Is Model-Fingerprint or Awesome-LLMOps more popular on GitHub?
Awesome-LLMOps has more GitHub stars (5,877 vs 52). Stars measure visibility, not whether either tool fits your constraints.
Are Model-Fingerprint and Awesome-LLMOps open source?
Yes - both are open-source projects on GitHub (Model-Fingerprint: MIT, Awesome-LLMOps: CC0-1.0).
Where can I find alternatives to Model-Fingerprint or Awesome-LLMOps?
GraphCanon lists graph-backed alternatives at Model-Fingerprint alternatives and Awesome-LLMOps alternatives (Model-Fingerprint markdown twin, Awesome-LLMOps markdown twin), ranked by typed relationship edges rather than popularity votes.
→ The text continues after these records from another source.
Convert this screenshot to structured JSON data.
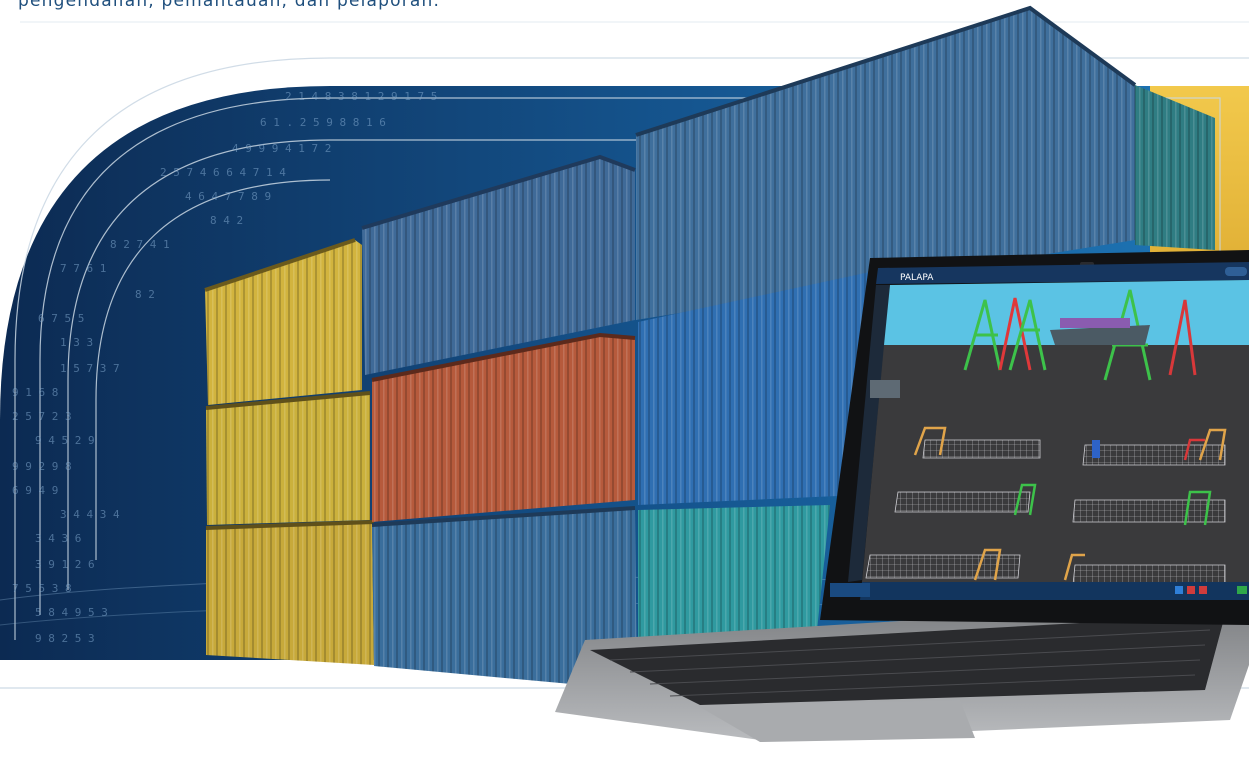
{
  "caption": "pengendalian, pemantauan, dan pelaporan.",
  "laptop": {
    "brand": "PALAPA",
    "screen_colors": {
      "sky": "#5bc3e4",
      "yard": "#3a3a3c",
      "sidebar": "#1d2a3a",
      "taskbar": "#12355e"
    }
  },
  "colors": {
    "arch_dark": "#0e2e58",
    "arch_light": "#1e77b8",
    "gold": "#e9b93a",
    "line": "#c9d7e3"
  },
  "containers": [
    {
      "name": "yellow",
      "color": "#d2b43e"
    },
    {
      "name": "blue",
      "color": "#3f6a98"
    },
    {
      "name": "orange",
      "color": "#b65a3c"
    },
    {
      "name": "teal",
      "color": "#2f8c92"
    }
  ]
}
Is there a machine-readable version of this comparison?
Yes. The markdown twin at this comparison mirrors this page for agents and LLM crawlers, with the same stats table and FAQ answers.
Which is better maintained, Model-Fingerprint or Awesome-LLMOps?
Model-Fingerprint: Dormant. Awesome-LLMOps: Steady. Compare maintenance labels, days since push, and release cadence in the trust section below - stars alone do not measure maintenance.
Where are the full trust reports for Model-Fingerprint and Awesome-LLMOps?
GraphCanon publishes per-repo trust reports with dated maintenance, provenance, and scan summaries: Model-Fingerprint trust report; Awesome-LLMOps trust report.